We can improve the speed of this a little bit by short-cutting the math and applying some variables.

// SingleDiffCalculator
double diffX = object1.x - object2.x;
double diffY = object1.y - object2.y;
double distSquared = diffX * diffX + diffY * diffY;

No Math routine calls and eliminate the need to calculate difference twice. Although the compiler and JIT may not use a register for diffX and diffY they may instead decide to use the stack which is less optimal but probably negligent difference in performance. You can expand it out to be a long equation.

// DirectFromObjectsCalculator
double distSquared = (object1.x - object2.x) * (object1.x - object2.x) + (object1.y - object2.y) * (object1.y - object2.y);

And because I like to take things farther than they need to be here accessing the x and y variables may not be efficient enough since the objects were probably allocated on the heap and may not be in cpu cache lets force them to be put on the stack which is probably in cache still.

// DirectFromStackCalculator
double ox1 = object1.x;
double oy1 = object1.y;
double ox2 = object2.x;
double oy2 = object2.y;
double distSquared = (ox1-ox2) * (ox1-ox2) + (oy1-oy2) * (oy1-oy2);

Because I like to be thorough lets see if that matters at all lets put them into a utility class and use a Unit Test and get some output. And lets do it in an object oriented way.
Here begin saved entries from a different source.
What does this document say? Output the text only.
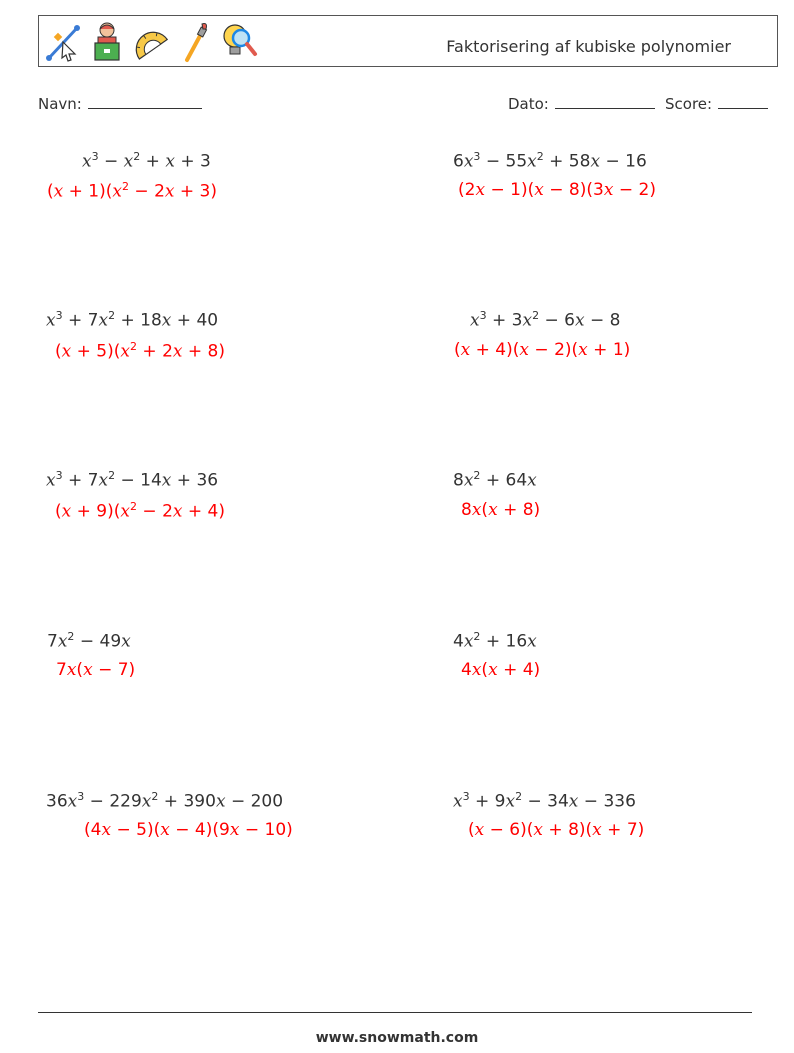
Faktorisering af kubiske polynomier
Navn:	Dato:	Score:
$x^3 - x^2 + x + 3$
$(x + 1)(x^2 - 2x + 3)$
$6x^3 - 55x^2 + 58x - 16$
(2x − 1)(x − 8)(3x − 2)
$x^3 + 7x^2 + 18x + 40$
$(x + 5)(x^2 + 2x + 8)$
$x^3 + 3x^2 - 6x - 8$
(x + 4)(x − 2)(x + 1)
$x^3 + 7x^2 - 14x + 36$
$(x + 9)(x^2 - 2x + 4)$
$8x^2 + 64x$
8x(x + 8)
$7x^2 - 49x$
7x(x − 7)
$4x^2 + 16x$
4x(x + 4)
$36x^3 - 229x^2 + 390x - 200$
(4x − 5)(x − 4)(9x − 10)
$x^3 + 9x^2 - 34x - 336$
(x − 6)(x + 8)(x + 7)
www.snowmath.com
Ok so there was not much of a difference or enough to be noticable between methods.

283 ms for 10000000 using DirectFromObjectsCalculator
263 ms for 10000000 using DirectFromStackCalculator
283 ms for 10000000 using SingleDiffCalculator
268 ms for 10000000 using MathCalculator
304 ms for 10000000 using SquareRootCalculator

Another run:

336 ms for 12000000 using DirectFromObjectsCalculator
347 ms for 12000000 using DirectFromStackCalculator
391 ms for 12000000 using SingleDiffCalculator
394 ms for 12000000 using MathCalculator
409 ms for 12000000 using SquareRootCalculator

These results did not change much on repeated runs and varied a bit between winners the only obvious looser was the SquareRootCalculator obviously.

So no need to go drastically changing your coding style use variables if you want to clean things up. Doing temporary calculations like the SingleDiffCalculator.

If you would like to fiddle with the code then you can find it here.


The Check

So the final piece which I should have mentioned before going into all that testing above, is the comparison of against the radius.

The calculation returns the squared distance so we need to see if the square of the distance from the objects centers is less than the square of the sum of the radii.

Something like

double radiusSquared = Math.pow(object1.radius + object2.radius, 2);
if(distSquared < radiusSquared) {
  // objects could be colliding
}else{
  // objects not colliding
}

That should be about it. Hopefully I will get some time to back fill that repo with examples from earlier snippets I posted.